Extracting the Postal Codes from Addresses of Hospitals in British Columbia – An Exercise in SAS Text Processing

Introduction

In my job as a Biostatistical Analyst at the British Columbia (BC) Cancer Agency in Vancouver, I recently needed to get the postal codes for the hospitals in BC.  I found a data table of the hospitals with their addresses, but I needed to extract the postal codes from the addresses.  In this tutorial, I will show you some text processing techniques in SAS that I used to extract the postal codes from that raw data file.

* This blog post contains information licensed under the Open Government License – British Columbia.

Read the rest of this post to get the SAS code for extracting the postal codes and the final spreadsheet that contains the postal codes of the hospitals in British Columbia!

The Raw Data File

A quick search on Google led me to a PDF file of the addresses of the hospitals in British Columbia.  Thanks to Daphne Guh from the Centre for Health Evaluation and Outcome Sciences (CHEOS), I obtained an Excel spreadsheet of the same table – click here to download this spreadsheet.  (I later learned that you can convert tables from PDF to Excel using Adobe Acrobat X Pro.).  This was my input for my SAS program for extracting the postal codes.  The hospitals are uniquely identified by their facility numbers.

The address information is very confusing.  The address of the hospital is in one column, but the name of the hospital is in another column.  Even more confusingly, the name of the hospital is stuck with the address of the health authority.  Thus, I have written long and explicit column names to distinguish between the 2 address columns.

The Extraction Strategy

Canadian postal codes are sets of 2 character triplets that are separated by a space:

  • The first triplet has a letter-number-letter permutation.
  • The second triplet has a number-letter-number permutation.
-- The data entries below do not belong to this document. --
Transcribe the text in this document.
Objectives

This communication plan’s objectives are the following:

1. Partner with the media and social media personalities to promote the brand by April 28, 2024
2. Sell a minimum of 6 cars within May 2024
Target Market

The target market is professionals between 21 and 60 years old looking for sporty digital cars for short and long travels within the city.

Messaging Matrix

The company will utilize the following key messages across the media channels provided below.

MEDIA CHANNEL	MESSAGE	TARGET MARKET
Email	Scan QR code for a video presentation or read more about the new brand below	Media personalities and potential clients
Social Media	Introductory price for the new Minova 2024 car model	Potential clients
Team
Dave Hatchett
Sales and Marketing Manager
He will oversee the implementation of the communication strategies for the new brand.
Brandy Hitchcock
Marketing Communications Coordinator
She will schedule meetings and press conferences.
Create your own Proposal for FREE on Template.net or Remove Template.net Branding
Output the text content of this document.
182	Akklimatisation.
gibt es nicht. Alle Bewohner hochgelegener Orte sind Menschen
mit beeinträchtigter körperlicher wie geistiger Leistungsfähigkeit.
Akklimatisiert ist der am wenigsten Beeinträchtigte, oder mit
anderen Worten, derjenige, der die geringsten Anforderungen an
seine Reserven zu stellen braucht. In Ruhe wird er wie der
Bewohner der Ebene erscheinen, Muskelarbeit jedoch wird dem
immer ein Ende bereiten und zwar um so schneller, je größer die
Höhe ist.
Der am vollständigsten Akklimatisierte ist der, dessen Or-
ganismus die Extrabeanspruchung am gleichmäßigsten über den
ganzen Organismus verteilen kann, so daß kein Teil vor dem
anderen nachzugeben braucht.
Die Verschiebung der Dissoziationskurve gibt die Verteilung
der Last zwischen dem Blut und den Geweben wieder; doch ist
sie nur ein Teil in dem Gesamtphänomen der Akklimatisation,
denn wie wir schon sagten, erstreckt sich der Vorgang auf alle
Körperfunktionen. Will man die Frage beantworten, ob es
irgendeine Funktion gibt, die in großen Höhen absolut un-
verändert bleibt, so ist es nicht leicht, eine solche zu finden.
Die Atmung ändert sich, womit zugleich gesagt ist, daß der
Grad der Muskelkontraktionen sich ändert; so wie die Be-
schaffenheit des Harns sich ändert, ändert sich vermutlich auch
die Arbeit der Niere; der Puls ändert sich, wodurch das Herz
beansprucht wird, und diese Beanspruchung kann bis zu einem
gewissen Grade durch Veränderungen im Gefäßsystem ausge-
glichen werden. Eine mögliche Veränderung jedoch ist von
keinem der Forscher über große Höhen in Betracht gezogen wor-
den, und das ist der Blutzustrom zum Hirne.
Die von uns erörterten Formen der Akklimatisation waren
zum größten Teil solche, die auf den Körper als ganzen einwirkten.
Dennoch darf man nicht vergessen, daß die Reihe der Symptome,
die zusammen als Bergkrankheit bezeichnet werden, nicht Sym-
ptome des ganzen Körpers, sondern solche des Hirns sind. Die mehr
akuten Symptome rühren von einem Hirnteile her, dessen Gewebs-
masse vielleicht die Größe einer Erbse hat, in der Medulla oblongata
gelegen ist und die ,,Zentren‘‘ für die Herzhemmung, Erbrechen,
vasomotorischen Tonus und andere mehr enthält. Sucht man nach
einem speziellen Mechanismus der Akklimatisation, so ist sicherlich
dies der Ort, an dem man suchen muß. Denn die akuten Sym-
In British Columbia, all postal codes start with the letter “V” in the first triplet.  My strategy was to look for any string in the hospital address column that starts with a capital “V”, followed by a number.  Since there are only 10 possible numbers (0-9), typing 10 if/else statements was a quick and easy task.  Once I identified the position of that first “V”, I then extracted the 7-character text starting from that position in the hospital address column.

As always, I checked my results to ensure that the correct text strings were extracted.  Unfortunately, 2 postal codes have a capital V in the second triplet of characters.  To account for these 2 exceptions, I manually typed their postal codes in the if-else statements.  Thankfully, my strategy worked for the rest of the hospitals.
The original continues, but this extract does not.